Fisher’s ordinance came up for a vote shortly after 3 p.m. Hill asked Mayor Laura Miller to delay the vote for a short while so he could “kind of work on this item.” He stood up and left the council horseshoe table, a video of the meeting shows. It was unclear where he went or what he did, but Hill was back at the horseshoe an hour or so later when the ordinance came up again.

He quickly moved to approve it this time.

Lewis was by then present at the council meeting, having traveled from the Exxon station meeting at some point during the day, possibly still monitored by the FBI surveillance team that had followed him earlier.

THE TROUBLED PATH TO APPROVAL FOR DALLAS WEST VILLAS

The May 11 transaction had its roots in a move by Mayor Pro-Tem Hill seven months earlier to kill Fisher’s Dallas West Villas development at the corner of Bruton and St. Augustine roads.

CBS-11 has learned through records and interviews Dean, Ferguson and other individuals claiming political connections to Hill zealously initiated new negotiations with Fisher to revive the project shortly after Hill killed it.

The Dallas Plan and Zoning Commission, spearheaded by Hill’s appointee, D’Angelo Lee, approved a new zoning ordinance for a renewed project on Dec. 16, records show. Commissioner Lee made a point to make sure that the zoning would contain a provision for liquor to be sold in the development.

The measure was sent to the Dallas City Council for approval where it inexplicably languished.

A long series of postponements orchestrated by Hill then ensued at the council level, closely corresponding to dates of behind-the-scenes negotiations and meetings that were occurring between Fisher and individuals claiming they could get Hill to revive the project.

For instance, Hill had the zoning measure postponed at the February 9 council meeting and again on February 23, citing neighborhood opposition. One opponent, Jerry Tolbert, appeared at the hearing to speak while three spoke in favor.

The zoning case came up again on March 9. Although no one appeared at the hearing to oppose the measure, and city staff recommended it be approved, Hill had the measure postponed again, saying he was still working to assuage local opponents.

CBS-11 has reported that at about this time, in February or March of 2005, an FBI-wired Fisher accompanied Ferguson and Dean to the offices of black Dallas business icon Comer Cottrell. At the recorded meeting, Cottrell was asked to pass on a large bribe to Mayor Pro-Tem Hill to get the zoning ordinance moved to approval, Cottrell confirmed.

Cottrell says he declined to do so.

In early April, Dean, Ferguson and Lewis did finally meet with the mayor pro-tem. They gave him a detailed presentation on a project, according to Venita Benitez, who at the time believed she would be cut in on the development.

The zoning ordinance was next set for a public hearing on April 13. In the days before this hearing, the FBI began recording an increasing number of phone calls and meetings negotiating the terms required for the delivery of Hill’s support.

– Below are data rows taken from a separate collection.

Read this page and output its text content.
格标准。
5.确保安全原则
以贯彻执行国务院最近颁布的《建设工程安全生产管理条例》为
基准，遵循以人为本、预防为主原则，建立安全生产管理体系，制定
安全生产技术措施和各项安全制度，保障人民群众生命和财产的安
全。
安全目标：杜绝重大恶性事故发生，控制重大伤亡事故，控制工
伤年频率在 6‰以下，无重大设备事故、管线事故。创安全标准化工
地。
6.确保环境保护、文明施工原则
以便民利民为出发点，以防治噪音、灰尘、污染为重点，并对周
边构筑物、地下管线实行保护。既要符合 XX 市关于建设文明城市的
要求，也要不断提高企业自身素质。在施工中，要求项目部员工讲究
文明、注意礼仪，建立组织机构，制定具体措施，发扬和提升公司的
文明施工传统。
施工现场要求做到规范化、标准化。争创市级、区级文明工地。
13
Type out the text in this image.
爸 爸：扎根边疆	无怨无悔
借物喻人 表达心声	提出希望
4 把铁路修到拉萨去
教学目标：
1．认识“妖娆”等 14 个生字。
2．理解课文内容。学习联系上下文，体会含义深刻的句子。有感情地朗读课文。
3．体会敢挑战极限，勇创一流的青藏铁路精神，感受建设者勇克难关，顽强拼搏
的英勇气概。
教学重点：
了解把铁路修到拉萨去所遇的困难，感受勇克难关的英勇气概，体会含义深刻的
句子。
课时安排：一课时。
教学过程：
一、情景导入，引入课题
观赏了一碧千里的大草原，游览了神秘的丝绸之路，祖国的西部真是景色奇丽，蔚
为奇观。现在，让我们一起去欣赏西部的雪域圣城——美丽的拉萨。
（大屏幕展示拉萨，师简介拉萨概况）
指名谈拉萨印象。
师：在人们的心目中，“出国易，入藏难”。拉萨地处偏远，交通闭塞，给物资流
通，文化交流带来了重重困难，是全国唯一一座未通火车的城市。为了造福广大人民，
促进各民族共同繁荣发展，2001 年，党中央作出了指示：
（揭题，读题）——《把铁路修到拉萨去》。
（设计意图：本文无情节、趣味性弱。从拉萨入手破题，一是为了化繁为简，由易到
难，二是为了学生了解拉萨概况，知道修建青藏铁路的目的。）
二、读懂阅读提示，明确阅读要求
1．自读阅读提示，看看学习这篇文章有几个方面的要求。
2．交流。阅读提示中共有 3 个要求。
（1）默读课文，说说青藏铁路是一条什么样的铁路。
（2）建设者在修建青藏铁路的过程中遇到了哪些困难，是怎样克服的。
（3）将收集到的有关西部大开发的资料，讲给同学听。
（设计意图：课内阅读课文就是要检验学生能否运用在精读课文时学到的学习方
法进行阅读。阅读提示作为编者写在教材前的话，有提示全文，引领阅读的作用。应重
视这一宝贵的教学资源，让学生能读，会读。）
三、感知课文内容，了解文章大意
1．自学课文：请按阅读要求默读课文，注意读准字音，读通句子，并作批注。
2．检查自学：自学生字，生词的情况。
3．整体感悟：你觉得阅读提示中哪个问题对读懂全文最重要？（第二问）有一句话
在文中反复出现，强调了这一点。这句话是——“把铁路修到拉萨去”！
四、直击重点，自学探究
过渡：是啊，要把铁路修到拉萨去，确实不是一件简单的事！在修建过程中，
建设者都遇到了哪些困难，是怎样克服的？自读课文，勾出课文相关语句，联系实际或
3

It was in one taped call the night before the April 13 council meeting that Lewis called Fisher to say there had been a meeting with Hill and that the financial terms of the agreement needed to be reworked. Fisher was told to deliver $125,000 to Lewis by 10 a.m. the morning of the vote, one source says.

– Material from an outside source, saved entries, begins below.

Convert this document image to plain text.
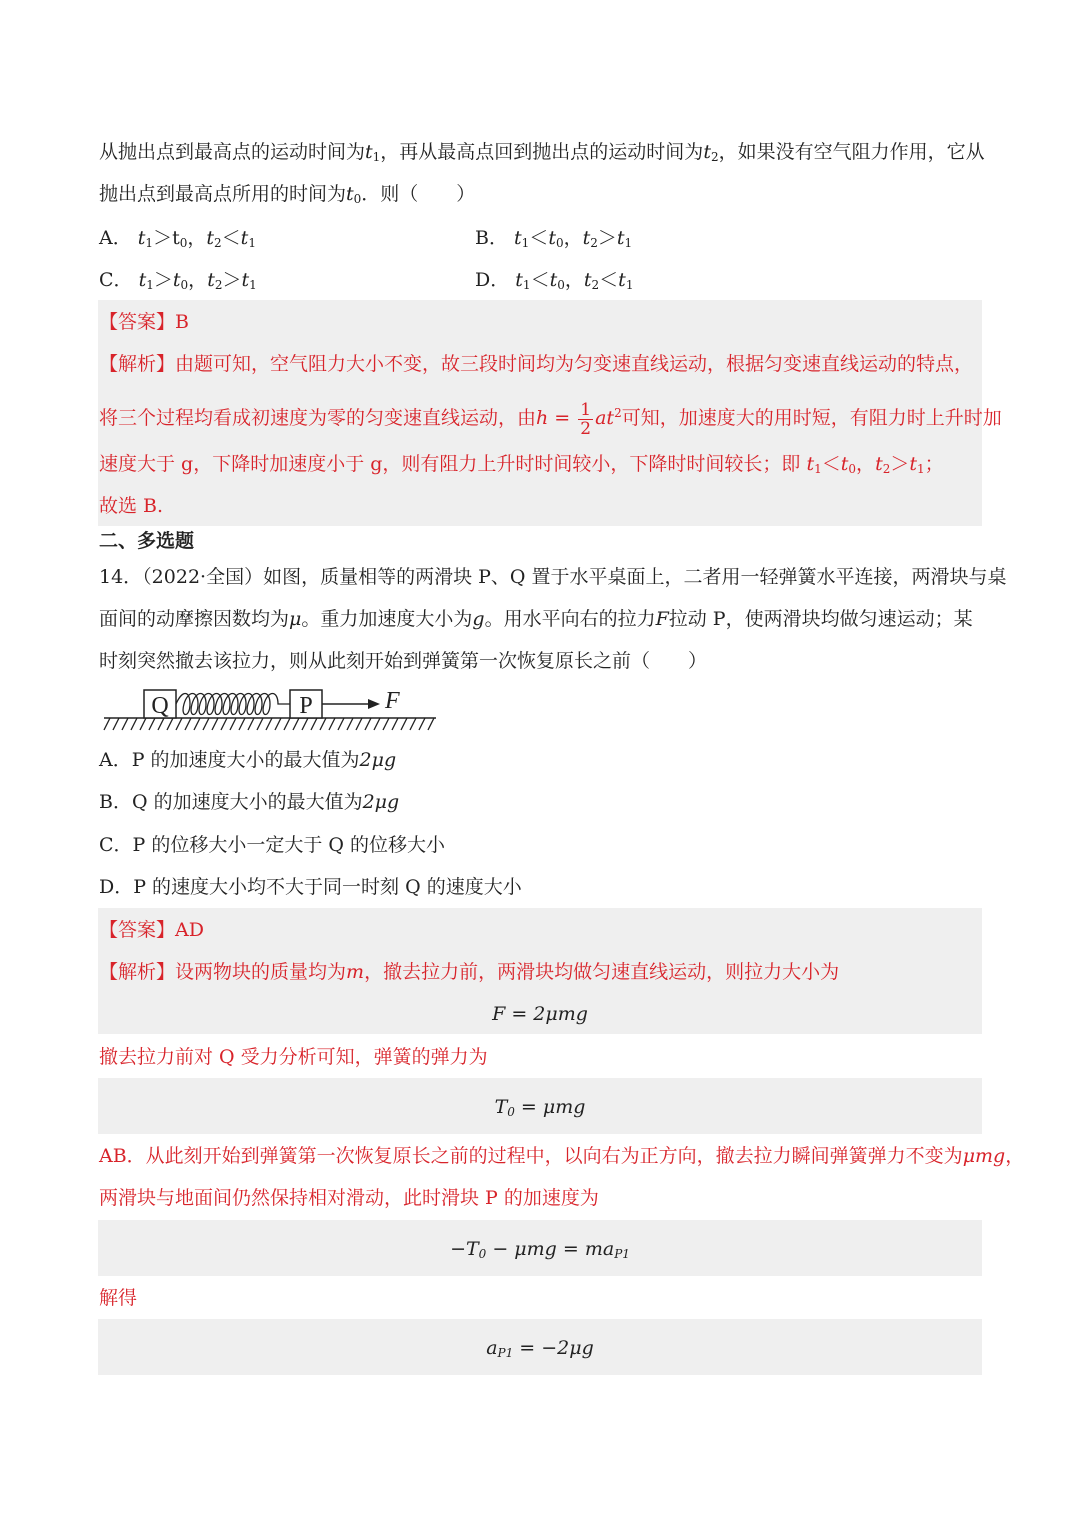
从抛出点到最高点的运动时间为$t_1$，再从最高点回到抛出点的运动时间为$t_2$，如果没有空气阻力作用，它从
抛出点到最高点所用的时间为$t_0$．则（　　）
A． $t_1>t_0$，$t_2<t_1$	B． $t_1<t_0$，$t_2>t_1$
C． $t_1>t_0$，$t_2>t_1$	D． $t_1<t_0$，$t_2<t_1$
【答案】B
【解析】由题可知，空气阻力大小不变，故三段时间均为匀变速直线运动，根据匀变速直线运动的特点，
将三个过程均看成初速度为零的匀变速直线运动，由$h = \frac{1}{2} at^2$可知，加速度大的用时短，有阻力时上升时加
速度大于 g，下降时加速度小于 g，则有阻力上升时时间较小，下降时时间较长；即 $t_1<t_0$，$t_2>t_1$；
故选 B.
二、多选题
14．（2022·全国）如图，质量相等的两滑块 P、Q 置于水平桌面上，二者用一轻弹簧水平连接，两滑块与桌
面间的动摩擦因数均为μ。重力加速度大小为g。用水平向右的拉力F拉动 P，使两滑块均做匀速运动；某
时刻突然撤去该拉力，则从此刻开始到弹簧第一次恢复原长之前（　　）
Q	P	F
A．P 的加速度大小的最大值为2μg
B．Q 的加速度大小的最大值为2μg
C．P 的位移大小一定大于 Q 的位移大小
D．P 的速度大小均不大于同一时刻 Q 的速度大小
【答案】AD
【解析】设两物块的质量均为m，撤去拉力前，两滑块均做匀速直线运动，则拉力大小为
F = 2μmg
撤去拉力前对 Q 受力分析可知，弹簧的弹力为
$T_0 = \mu mg$
AB．从此刻开始到弹簧第一次恢复原长之前的过程中，以向右为正方向，撤去拉力瞬间弹簧弹力不变为μmg，
两滑块与地面间仍然保持相对滑动，此时滑块 P 的加速度为
$-T_0 - \mu mg = ma_{P1}$
解得
$a_{P1} = -2\mu g$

Fisher, no doubt being told what to do by his FBI handlers, stalled over the high number. The stall produced other phone calls that were recorded by the FBI.

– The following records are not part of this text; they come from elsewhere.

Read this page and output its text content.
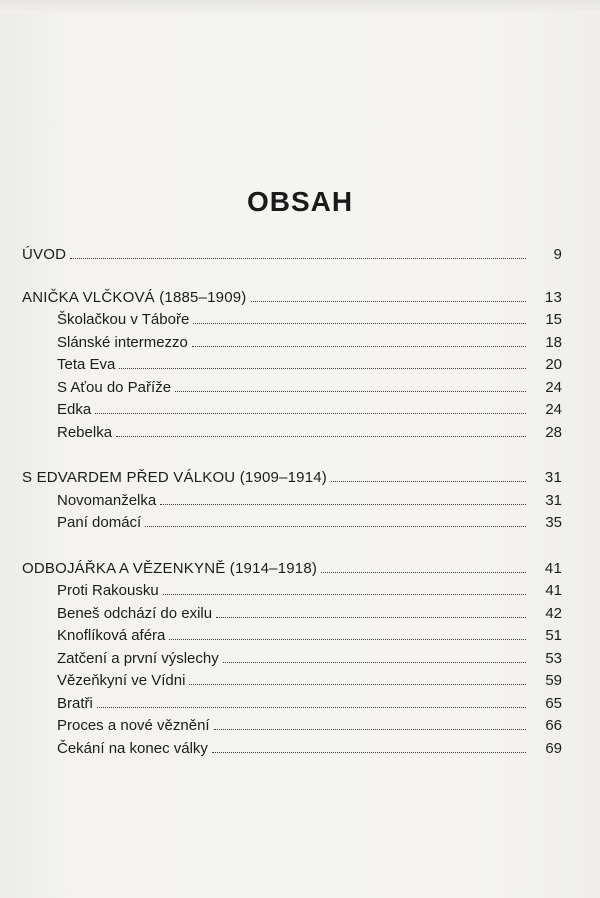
OBSAH
ÚVOD	9
ANIČKA VLČKOVÁ (1885–1909)	13
Školačkou v Táboře	15
Slánské intermezzo	18
Teta Eva	20
S Aťou do Paříže	24
Edka	24
Rebelka	28
S EDVARDEM PŘED VÁLKOU (1909–1914)	31
Novomanželka	31
Paní domácí	35
ODBOJÁŘKA A VĚZENKYNĚ (1914–1918)	41
Proti Rakousku	41
Beneš odchází do exilu	42
Knoflíková aféra	51
Zatčení a první výslechy	53
Vězeňkyní ve Vídni	59
Bratři	65
Proces a nové věznění	66
Čekání na konec války	69
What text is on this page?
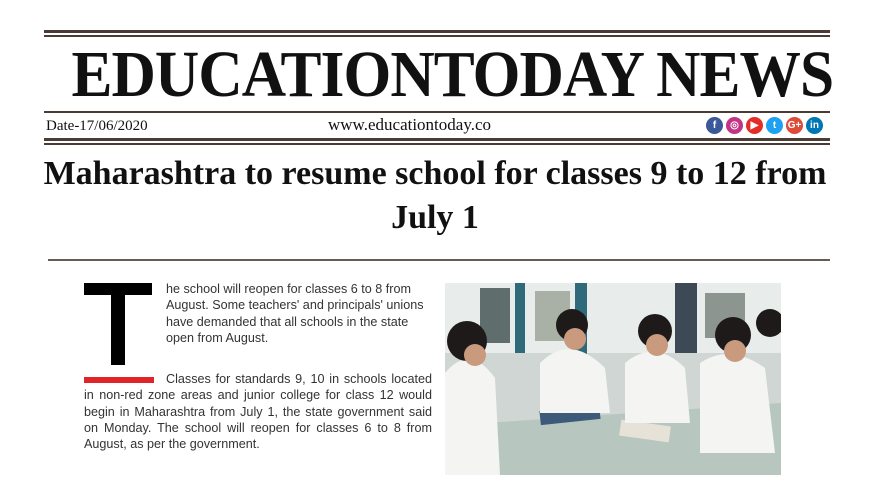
EDUCATIONTODAY NEWS
Date-17/06/2020	www.educationtoday.co	f	◎	▶	t	G+ in
Maharashtra to resume school for classes 9 to 12 from July 1

he school will reopen for classes 6 to 8 from August. Some teachers' and principals' unions have demanded that all schools in the state open from August.

Classes for standards 9, 10 in schools located in non-red zone areas and junior college for class 12 would begin in Maharashtra from July 1, the state government said on Monday. The school will reopen for classes 6 to 8 from August, as per the government.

The next day, Hill postponed the vote for May 11, saying “There has been significant progress made in working with an adjacent homeowners group, but we have not been able to get all of those issues resolved.”

However, no opponents had shown up for the hearing that day.

By May 11, Fisher had negotiated the $50,000 reduced upfront fee that was exchanged at the Exxon station not long before Hill finally moved to approve the project.

To date, no ground has been broken on the Dallas West Villas.